In a world where consumers are constantly communicating with friends, family, brands and even strangers as a result of improved technology, it’s shocking to realize that the healthcare industry has stayed relatively old fashioned with its communications. Telehealth is changing that in a big way. Where telemedicine used to mean video conferencing, medical-grade wearables and real-time data has supplemented remote communications between patient and doctor. This makes it possible to handle emergency and urgent care situations or, better yet, preventive situations more effectively and timely.
Smaller or rural hospitals are often the last to receive access to new technology and treatment. This information deficit can lead to poor treatments and outcomes. These outcomes could have been avoided if the healthcare professionals had access to the right information at the right time. Virtual healthcare is making it possible for non-metro-area hospitals to broaden and deepen the hospital’s capabilities. It gives staff access to specialists who might be hours away, or even located in another country. These virtual consults are becoming the most effective solution for giving smaller remote hospitals access to an extended specialized staff. It is helping to greatly improve the care of patients, guaranteeing that patients are “seen” by specialists, regardless of location.
While this C may seem self-explanatory — and in many ways it is — the convenience level provided by telemedicine has effects that bubble far beyond making it easier for a patient to be treated from the comfort of their own home. While, yes, that certainly is a perk provided by virtual healthcare, the convenience factor:
- Helps cut down on driving time for both patients and clinicians;
- Clears out waiting rooms, lessening the possibility of a patient contracting another patient’s ailment while waiting for an appointment; and
- Allows healthcare professionals to treat more patients each day in a timely manner
The ability of a patient to utilize healthcare from any device, anywhere, at any time is the answer for staving off further ailments. Telehealth makes routine rechecks much easier for both the patient and the physician. It helps ensure the patient’s ongoing adherence to the prescribed treatment plan. Virtual check-ins, progress reports and improved general communication are all the result of having the ability to conduct impactful healthcare conversations whenever and wherever. This makes it possible for patients and physicians to remain engaged in their relationship.

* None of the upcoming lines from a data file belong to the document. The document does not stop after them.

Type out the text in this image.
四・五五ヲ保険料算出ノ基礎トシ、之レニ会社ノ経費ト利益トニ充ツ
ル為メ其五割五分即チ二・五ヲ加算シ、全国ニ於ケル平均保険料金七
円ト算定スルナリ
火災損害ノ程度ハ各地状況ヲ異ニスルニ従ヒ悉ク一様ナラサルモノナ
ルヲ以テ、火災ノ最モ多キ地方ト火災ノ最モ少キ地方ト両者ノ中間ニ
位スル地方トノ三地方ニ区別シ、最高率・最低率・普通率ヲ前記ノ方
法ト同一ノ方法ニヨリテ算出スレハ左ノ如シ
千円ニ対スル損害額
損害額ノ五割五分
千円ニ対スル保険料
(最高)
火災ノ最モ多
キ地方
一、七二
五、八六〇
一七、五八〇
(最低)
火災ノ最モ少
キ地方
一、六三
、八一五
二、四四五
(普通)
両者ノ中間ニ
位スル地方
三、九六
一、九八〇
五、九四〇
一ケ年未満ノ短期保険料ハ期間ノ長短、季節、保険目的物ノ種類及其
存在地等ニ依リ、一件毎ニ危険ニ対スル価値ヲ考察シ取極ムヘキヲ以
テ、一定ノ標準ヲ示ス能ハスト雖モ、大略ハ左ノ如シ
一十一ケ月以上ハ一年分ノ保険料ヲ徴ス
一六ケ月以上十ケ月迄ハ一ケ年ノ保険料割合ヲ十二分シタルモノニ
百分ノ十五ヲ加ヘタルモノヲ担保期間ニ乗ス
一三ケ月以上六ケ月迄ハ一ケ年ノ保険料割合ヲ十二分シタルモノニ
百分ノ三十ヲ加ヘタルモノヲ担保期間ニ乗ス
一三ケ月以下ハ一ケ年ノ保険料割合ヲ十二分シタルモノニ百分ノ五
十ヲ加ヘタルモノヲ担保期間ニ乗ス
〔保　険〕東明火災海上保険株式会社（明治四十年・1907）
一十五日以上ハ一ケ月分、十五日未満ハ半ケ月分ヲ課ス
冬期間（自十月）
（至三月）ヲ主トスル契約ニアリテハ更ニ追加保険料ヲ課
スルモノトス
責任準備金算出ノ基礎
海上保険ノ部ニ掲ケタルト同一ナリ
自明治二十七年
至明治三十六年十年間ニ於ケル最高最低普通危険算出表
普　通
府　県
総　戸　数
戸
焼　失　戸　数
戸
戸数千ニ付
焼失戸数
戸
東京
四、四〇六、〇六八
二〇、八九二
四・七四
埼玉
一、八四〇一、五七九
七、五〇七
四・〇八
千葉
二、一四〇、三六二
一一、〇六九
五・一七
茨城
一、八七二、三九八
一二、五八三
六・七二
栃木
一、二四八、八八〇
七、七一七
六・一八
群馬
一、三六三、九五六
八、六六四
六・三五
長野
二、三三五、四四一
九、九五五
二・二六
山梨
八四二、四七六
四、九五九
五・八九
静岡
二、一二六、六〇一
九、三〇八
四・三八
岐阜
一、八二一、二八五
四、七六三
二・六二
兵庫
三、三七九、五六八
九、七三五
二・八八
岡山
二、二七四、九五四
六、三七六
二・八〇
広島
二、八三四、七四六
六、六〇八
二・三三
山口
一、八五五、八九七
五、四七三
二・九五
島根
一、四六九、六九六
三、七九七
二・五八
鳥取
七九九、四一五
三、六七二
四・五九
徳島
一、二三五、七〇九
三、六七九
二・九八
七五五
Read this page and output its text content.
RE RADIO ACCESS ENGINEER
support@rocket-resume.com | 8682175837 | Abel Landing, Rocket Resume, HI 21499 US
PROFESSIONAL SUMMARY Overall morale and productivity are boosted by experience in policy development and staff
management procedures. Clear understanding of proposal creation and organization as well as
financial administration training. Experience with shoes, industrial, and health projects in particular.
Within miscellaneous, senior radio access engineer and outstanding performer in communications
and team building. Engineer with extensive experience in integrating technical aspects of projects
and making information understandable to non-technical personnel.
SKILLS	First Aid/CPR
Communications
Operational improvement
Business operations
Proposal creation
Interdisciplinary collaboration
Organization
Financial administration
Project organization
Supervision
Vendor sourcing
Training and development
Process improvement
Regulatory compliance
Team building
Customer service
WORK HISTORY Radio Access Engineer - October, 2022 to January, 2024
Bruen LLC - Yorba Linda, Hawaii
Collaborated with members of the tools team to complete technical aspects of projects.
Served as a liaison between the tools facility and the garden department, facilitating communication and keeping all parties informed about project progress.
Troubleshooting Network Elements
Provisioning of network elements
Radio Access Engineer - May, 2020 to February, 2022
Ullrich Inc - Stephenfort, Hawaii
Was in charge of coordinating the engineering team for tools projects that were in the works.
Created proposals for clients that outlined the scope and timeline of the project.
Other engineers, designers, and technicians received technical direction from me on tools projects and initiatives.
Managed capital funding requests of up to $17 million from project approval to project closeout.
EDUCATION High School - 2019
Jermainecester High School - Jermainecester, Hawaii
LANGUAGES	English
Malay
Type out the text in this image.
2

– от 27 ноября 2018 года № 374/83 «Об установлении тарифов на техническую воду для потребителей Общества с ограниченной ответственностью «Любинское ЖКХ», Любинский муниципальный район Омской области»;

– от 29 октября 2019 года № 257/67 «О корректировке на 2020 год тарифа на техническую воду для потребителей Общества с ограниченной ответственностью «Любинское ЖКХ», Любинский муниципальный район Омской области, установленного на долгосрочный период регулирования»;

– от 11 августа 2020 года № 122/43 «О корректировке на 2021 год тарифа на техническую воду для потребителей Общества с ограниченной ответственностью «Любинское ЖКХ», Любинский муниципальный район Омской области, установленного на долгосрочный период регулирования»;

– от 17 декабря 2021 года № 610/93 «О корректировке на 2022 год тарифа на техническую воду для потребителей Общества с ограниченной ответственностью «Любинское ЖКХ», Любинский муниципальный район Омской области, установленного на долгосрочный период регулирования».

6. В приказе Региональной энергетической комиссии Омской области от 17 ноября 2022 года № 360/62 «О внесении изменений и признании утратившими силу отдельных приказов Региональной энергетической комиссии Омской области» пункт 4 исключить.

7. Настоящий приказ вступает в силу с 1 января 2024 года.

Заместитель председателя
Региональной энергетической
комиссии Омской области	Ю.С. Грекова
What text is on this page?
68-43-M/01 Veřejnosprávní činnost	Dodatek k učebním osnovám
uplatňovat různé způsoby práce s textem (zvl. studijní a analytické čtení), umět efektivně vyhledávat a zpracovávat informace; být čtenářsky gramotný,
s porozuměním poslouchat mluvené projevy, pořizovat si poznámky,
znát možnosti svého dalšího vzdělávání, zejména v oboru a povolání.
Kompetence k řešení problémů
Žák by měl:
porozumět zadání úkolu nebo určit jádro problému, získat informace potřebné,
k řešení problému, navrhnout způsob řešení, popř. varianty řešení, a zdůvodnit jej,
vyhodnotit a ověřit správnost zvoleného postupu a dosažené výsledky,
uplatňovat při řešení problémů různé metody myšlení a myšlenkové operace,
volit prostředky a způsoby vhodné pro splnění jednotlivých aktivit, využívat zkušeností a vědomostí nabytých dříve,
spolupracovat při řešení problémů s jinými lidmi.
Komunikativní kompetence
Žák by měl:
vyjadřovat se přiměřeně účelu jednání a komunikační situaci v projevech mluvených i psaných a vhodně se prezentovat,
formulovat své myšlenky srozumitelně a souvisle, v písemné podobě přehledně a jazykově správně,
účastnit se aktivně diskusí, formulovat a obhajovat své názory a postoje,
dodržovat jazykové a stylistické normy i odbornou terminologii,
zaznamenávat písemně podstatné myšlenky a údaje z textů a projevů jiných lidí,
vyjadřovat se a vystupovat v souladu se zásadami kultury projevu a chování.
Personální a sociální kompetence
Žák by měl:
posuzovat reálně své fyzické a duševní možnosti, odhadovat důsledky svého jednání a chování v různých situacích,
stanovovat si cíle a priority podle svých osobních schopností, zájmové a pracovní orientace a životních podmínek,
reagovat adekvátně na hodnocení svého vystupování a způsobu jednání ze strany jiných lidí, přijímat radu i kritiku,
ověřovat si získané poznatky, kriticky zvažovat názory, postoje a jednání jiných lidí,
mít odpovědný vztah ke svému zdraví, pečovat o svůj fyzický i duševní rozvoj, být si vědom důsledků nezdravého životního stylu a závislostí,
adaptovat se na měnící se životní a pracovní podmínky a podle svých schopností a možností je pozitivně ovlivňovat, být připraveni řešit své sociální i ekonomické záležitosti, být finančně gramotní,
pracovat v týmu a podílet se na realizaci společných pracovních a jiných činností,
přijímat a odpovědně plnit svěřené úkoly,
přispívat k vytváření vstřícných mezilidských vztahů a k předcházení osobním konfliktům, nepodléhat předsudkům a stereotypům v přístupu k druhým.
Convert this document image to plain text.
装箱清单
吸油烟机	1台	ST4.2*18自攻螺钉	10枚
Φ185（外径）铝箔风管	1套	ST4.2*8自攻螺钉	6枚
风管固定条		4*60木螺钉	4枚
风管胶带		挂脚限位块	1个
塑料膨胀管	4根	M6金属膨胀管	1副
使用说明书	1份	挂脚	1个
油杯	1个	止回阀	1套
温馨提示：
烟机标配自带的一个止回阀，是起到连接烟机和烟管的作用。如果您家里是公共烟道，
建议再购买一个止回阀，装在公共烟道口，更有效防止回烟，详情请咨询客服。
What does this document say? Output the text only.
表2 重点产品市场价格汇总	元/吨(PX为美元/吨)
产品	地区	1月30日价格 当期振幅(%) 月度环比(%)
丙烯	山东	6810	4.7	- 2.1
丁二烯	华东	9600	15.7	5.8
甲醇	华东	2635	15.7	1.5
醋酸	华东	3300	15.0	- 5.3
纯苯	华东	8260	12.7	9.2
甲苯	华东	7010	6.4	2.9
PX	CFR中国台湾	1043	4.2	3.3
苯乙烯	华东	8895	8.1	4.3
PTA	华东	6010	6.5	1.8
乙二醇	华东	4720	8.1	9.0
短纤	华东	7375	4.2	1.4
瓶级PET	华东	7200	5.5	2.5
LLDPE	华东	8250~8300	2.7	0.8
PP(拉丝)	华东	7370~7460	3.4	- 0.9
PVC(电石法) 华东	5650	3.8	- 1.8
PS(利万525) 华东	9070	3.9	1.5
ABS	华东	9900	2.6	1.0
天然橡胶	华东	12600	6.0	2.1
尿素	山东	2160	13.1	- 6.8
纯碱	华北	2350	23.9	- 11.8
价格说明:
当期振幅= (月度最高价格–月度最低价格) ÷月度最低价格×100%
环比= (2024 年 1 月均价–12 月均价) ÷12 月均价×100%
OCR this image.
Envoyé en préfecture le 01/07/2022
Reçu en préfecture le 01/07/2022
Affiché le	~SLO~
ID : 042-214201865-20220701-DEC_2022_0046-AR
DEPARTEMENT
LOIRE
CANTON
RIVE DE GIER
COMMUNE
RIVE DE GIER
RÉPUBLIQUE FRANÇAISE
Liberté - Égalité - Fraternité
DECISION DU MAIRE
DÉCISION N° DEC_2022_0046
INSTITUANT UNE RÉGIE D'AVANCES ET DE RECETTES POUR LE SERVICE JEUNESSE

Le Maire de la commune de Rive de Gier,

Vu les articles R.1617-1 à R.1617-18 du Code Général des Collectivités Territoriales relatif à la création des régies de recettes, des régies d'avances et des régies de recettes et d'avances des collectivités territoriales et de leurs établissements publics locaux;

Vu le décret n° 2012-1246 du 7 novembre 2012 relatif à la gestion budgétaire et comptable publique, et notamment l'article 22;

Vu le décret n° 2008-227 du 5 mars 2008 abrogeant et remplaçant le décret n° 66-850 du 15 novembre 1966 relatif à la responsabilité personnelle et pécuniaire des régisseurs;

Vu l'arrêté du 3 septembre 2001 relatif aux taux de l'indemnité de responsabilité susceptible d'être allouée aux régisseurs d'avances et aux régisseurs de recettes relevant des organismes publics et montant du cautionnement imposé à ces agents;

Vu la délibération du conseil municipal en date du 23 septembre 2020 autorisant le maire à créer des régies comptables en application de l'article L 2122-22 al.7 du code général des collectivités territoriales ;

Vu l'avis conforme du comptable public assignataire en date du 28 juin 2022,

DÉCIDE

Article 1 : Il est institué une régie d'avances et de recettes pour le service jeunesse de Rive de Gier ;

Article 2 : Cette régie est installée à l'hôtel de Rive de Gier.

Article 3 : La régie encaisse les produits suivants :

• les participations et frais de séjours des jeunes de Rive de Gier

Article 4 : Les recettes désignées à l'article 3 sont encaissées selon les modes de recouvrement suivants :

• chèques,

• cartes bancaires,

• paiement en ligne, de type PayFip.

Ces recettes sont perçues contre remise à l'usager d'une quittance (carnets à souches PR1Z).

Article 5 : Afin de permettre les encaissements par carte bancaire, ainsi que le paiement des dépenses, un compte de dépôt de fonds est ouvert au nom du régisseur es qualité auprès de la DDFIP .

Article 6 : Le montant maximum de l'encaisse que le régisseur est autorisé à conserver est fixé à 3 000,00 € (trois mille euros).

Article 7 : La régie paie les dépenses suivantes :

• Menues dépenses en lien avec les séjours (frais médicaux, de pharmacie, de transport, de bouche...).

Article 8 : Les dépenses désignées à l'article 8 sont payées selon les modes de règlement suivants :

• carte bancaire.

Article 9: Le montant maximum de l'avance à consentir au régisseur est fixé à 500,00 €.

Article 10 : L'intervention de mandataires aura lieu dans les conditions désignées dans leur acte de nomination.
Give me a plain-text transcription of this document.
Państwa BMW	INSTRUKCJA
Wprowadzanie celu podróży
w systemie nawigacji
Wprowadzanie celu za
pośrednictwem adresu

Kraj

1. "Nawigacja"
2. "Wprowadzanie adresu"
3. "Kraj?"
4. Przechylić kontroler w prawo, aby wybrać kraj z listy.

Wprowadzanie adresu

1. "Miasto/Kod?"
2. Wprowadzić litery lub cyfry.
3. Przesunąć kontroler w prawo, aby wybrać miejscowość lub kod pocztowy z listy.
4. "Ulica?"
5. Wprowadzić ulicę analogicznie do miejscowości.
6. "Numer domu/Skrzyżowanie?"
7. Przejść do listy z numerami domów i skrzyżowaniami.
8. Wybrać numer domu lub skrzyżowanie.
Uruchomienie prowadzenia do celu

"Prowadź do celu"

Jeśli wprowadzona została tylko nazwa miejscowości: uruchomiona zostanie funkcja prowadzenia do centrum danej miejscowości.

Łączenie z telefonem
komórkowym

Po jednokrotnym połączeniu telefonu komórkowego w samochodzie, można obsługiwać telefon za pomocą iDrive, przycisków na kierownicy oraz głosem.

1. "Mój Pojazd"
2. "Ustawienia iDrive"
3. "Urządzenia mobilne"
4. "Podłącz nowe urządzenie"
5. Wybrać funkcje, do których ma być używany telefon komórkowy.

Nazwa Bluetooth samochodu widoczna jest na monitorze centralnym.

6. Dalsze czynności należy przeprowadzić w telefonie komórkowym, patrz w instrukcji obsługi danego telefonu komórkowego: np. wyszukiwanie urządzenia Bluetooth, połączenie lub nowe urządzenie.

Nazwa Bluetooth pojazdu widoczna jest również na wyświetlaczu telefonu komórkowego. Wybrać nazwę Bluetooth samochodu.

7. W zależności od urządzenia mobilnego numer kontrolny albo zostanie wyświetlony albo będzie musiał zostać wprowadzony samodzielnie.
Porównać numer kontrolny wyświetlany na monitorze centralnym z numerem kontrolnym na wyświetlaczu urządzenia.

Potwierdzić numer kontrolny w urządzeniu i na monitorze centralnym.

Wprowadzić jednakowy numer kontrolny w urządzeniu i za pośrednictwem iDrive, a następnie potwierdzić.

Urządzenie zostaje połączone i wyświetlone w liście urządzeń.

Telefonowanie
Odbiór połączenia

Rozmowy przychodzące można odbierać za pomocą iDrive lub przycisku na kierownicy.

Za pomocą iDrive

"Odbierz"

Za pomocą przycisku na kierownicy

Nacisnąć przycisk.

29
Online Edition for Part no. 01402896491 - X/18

The enhancement of patient engagement, improved overall satisfaction and more accurate outcomes can be considered the most impactful aspect of virtual healthcare. In the long run, telemedicine will continue to positively impact the timing and delivery of patient care. Providers, specialists and patients will all see tangible benefits. Virtual healthcare will become more widely used than traditional in-office treatment as technology improves.
The numbers and statistics already support the growth of telemedicine — Zion Market Research expects telehealth systems to comprise a global market worth $38 billion by 2022. But conceptual improvements are where we are already seeing incredible growth. Telemedicine is readying to meet the healthcare challenge of the quickly aging senior population, the underserved and those with chronic diseases. Virtual healthcare provides the perfect solution to ensure that all necessary parties on the healthcare spectrum are connected, communicating and effectively collaborating across the evolving continuum.